With Pritchard's involvement in the sabotage exposed, ghe residents of Birchbury rally behind the Drovers Arms and begin raising money to replace the destroyed brewery equipment. The fundraising expands onto social media with a crowdfunding campaign, and the Drovers Arms attracts support from outside the village. While Mick recovers in hospital, Romy suggests the name "Mother's Pride" for the beer.

Cal and Jake travel to London for the CAMRA Finals in a horse-drawn carriage, documenting their journey on social media to gain further support. They arrive late and are almost disqualified, however Mother's Pride ultimate wins the Beer of Britain award, securing national recognition for the Drovers Arms.

Following their victory, the Drovers Arms are offered investment that would allow the pub to expand, but they decline in order to keep the business locally owned. With the continued support of the people of Birchbury, the Drovers Arms is able to remain open.

==Cast==
- Jonno Davies as Cal Harley, a famous musician.
- Martin Clunes as Mick Harley, Cal's father and the owner of the Drovers Arms pub.
- James Buckley as Jake Harley, Cal's brother who works at the Drovers Arms.
- Gabriella Wilde as Abi Stockton, Cal's former girlfriend and Romy's teacher.
- Mark Addy as Paxman, a regular at the Drovers Arms.
- Lana Moorcroft as Romy Harley, Jake's daughter who attends primary school.
- Luke Treadaway as Edward Pritchard, the owner of the Pritchard's Pubs chain.
- Miles Jupp as Jeremy Andrews
- Lola-Rose Maxwell as Dawn Higgins
- Josie Lawrence as Edith Higgins
- Karl Collins as Wilf
- Emily Lloyd-Saini as Amy Dewsbury
- Stephen Leask as Harry
- Richard Glover as Jim the Policeman
- Jack Loy as David Schumer the Investor

==Production==
The film is directed by Nick Moorcroft, who co-wrote the screenplay with Meg Leonard. The film is produced by James Spring and was announced in 2022. The film is produced by Fred Films.

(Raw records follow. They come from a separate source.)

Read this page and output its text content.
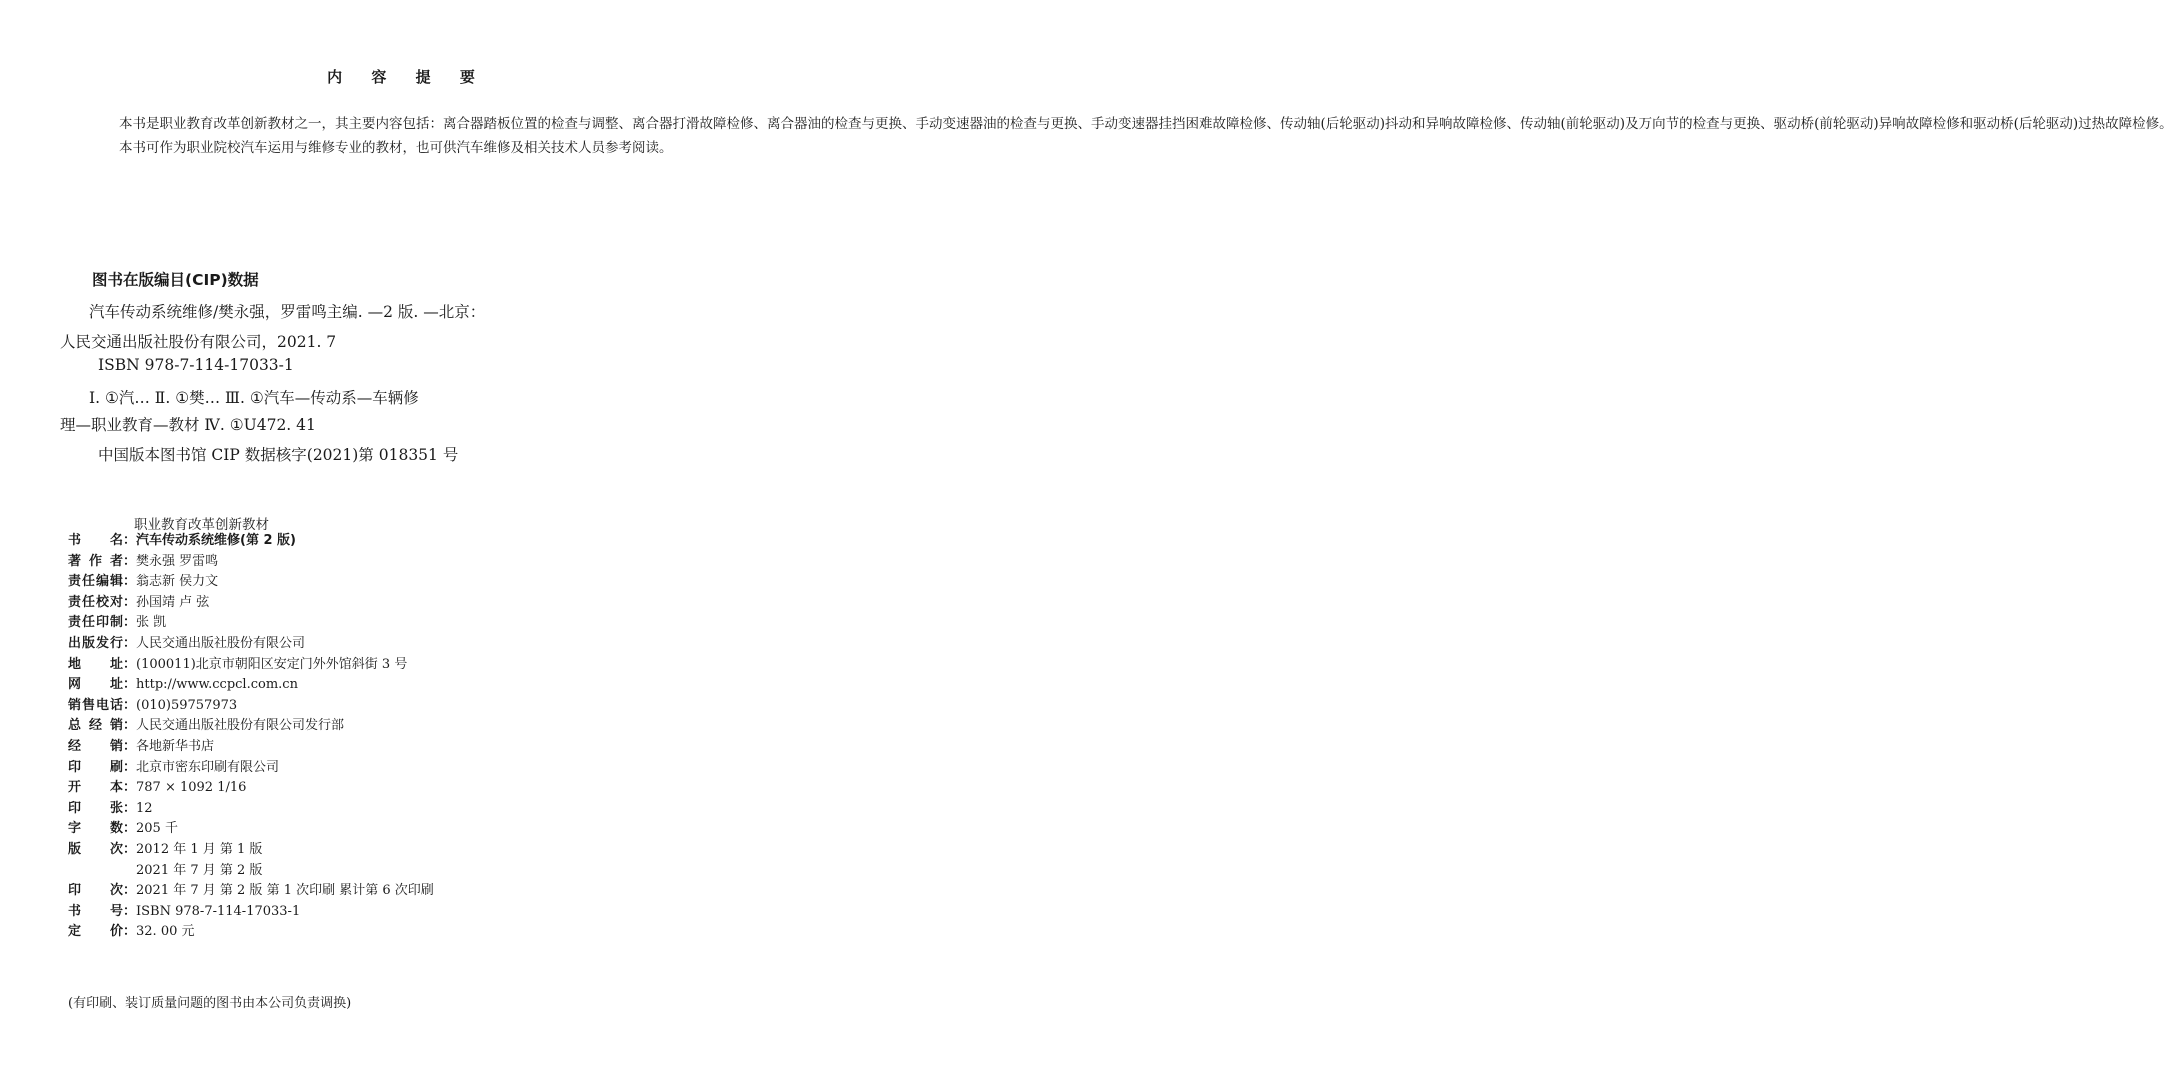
内 容 提 要

本书是职业教育改革创新教材之一，其主要内容包括：离合器踏板位置的检查与调整、离合器打滑故障检修、离合器油的检查与更换、手动变速器油的检查与更换、手动变速器挂挡困难故障检修、传动轴(后轮驱动)抖动和异响故障检修、传动轴(前轮驱动)及万向节的检查与更换、驱动桥(前轮驱动)异响故障检修和驱动桥(后轮驱动)过热故障检修。

本书可作为职业院校汽车运用与维修专业的教材，也可供汽车维修及相关技术人员参考阅读。

图书在版编目(CIP)数据
汽车传动系统维修/樊永强，罗雷鸣主编. —2 版. —北京：
人民交通出版社股份有限公司，2021. 7
ISBN 978-7-114-17033-1
Ⅰ. ①汽… Ⅱ. ①樊… Ⅲ. ①汽车—传动系—车辆修
理—职业教育—教材 Ⅳ. ①U472. 41
中国版本图书馆 CIP 数据核字(2021)第 018351 号
职业教育改革创新教材
书名 ： 汽车传动系统维修(第 2 版)
著作者 ： 樊永强 罗雷鸣
责任编辑 ： 翁志新 侯力文
责任校对 ： 孙国靖 卢 弦
责任印制 ： 张 凯
出版发行 ： 人民交通出版社股份有限公司
地址 ： (100011)北京市朝阳区安定门外外馆斜街 3 号
网址 ： http://www.ccpcl.com.cn
销售电话 ： (010)59757973
总经销 ： 人民交通出版社股份有限公司发行部
经销 ： 各地新华书店
印刷 ： 北京市密东印刷有限公司
开本 ： 787 × 1092 1/16
印张 ： 12
字数 ： 205 千
版次 ： 2012 年 1 月 第 1 版
2021 年 7 月 第 2 版
印次 ： 2021 年 7 月 第 2 版 第 1 次印刷 累计第 6 次印刷
书号 ： ISBN 978-7-114-17033-1
定价 ： 32. 00 元
(有印刷、装订质量问题的图书由本公司负责调换)
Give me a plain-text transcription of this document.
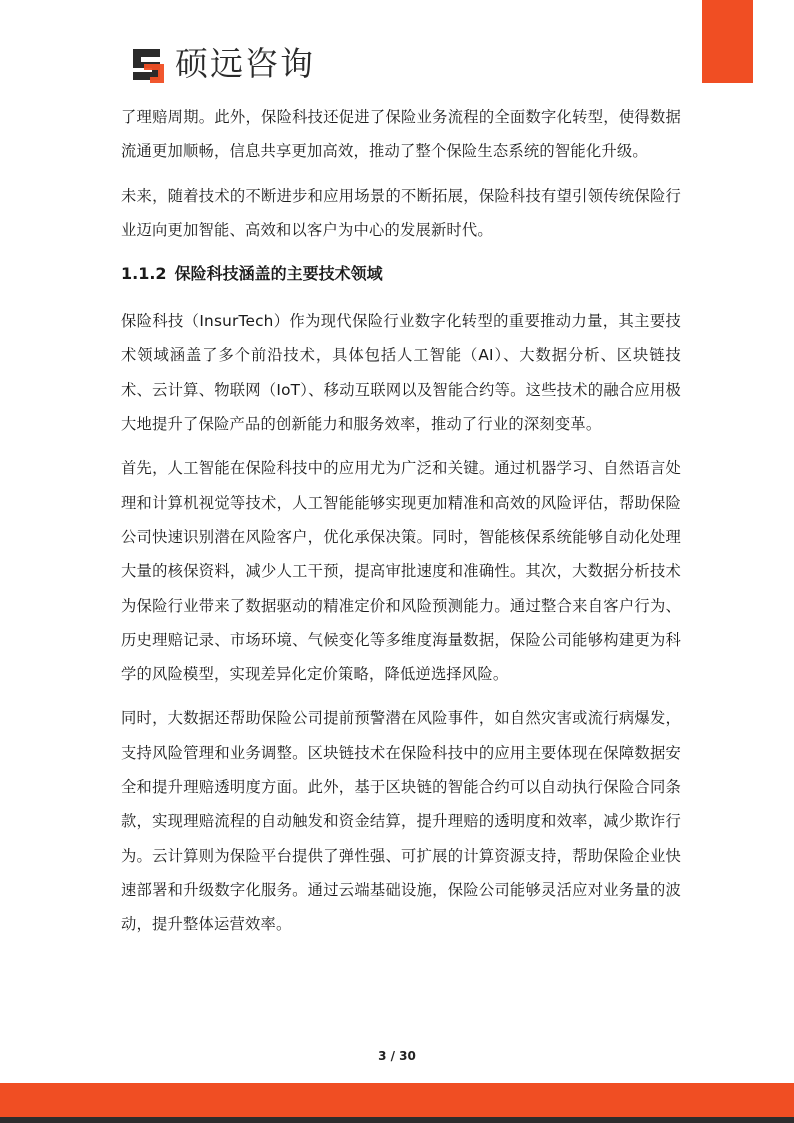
硕远咨询

了理赔周期。此外，保险科技还促进了保险业务流程的全面数字化转型，使得数据流通更加顺畅，信息共享更加高效，推动了整个保险生态系统的智能化升级。

未来，随着技术的不断进步和应用场景的不断拓展，保险科技有望引领传统保险行业迈向更加智能、高效和以客户为中心的发展新时代。

1.1.2 保险科技涵盖的主要技术领域

保险科技（InsurTech）作为现代保险行业数字化转型的重要推动力量，其主要技术领域涵盖了多个前沿技术，具体包括人工智能（AI）、大数据分析、区块链技术、云计算、物联网（IoT）、移动互联网以及智能合约等。这些技术的融合应用极大地提升了保险产品的创新能力和服务效率，推动了行业的深刻变革。

首先，人工智能在保险科技中的应用尤为广泛和关键。通过机器学习、自然语言处理和计算机视觉等技术，人工智能能够实现更加精准和高效的风险评估，帮助保险公司快速识别潜在风险客户，优化承保决策。同时，智能核保系统能够自动化处理大量的核保资料，减少人工干预，提高审批速度和准确性。其次，大数据分析技术为保险行业带来了数据驱动的精准定价和风险预测能力。通过整合来自客户行为、历史理赔记录、市场环境、气候变化等多维度海量数据，保险公司能够构建更为科学的风险模型，实现差异化定价策略，降低逆选择风险。

同时，大数据还帮助保险公司提前预警潜在风险事件，如自然灾害或流行病爆发，支持风险管理和业务调整。区块链技术在保险科技中的应用主要体现在保障数据安全和提升理赔透明度方面。此外，基于区块链的智能合约可以自动执行保险合同条款，实现理赔流程的自动触发和资金结算，提升理赔的透明度和效率，减少欺诈行为。云计算则为保险平台提供了弹性强、可扩展的计算资源支持，帮助保险企业快速部署和升级数字化服务。通过云端基础设施，保险公司能够灵活应对业务量的波动，提升整体运营效率。

3 / 30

The cast is led by Jonno Davies, Martin Clunes and James Buckley, and also includes Gabriella Wilde, Mark Addy, Lana Moorcroft, Luke Treadaway, Miles Jupp, Lola-Rose Maxwell, Josie Lawrence, Karl Collins and Emily Lloyd-Saini.

Principal photography took place in Bristol, Somerset and Wiltshire in the summer of 2024. Filming locations included The George Inn and the Fleur De Lys in Norton St Philip.

==Release==
The film was released on 6 March 2026 by EFD, after being delayed from a previously announced release in May 2025.

The film opened in UK cinemas on 515 screens and took £707,534 on its opening weekend, ranking it #5 in the UK top 20 box office chart. This marked the biggest debut of 2026 for a British film with the UK as its primary production territory, ahead of the likes of Giant (£357,714), Wasteman (£279,592) and H Is For Hawk (£242,952).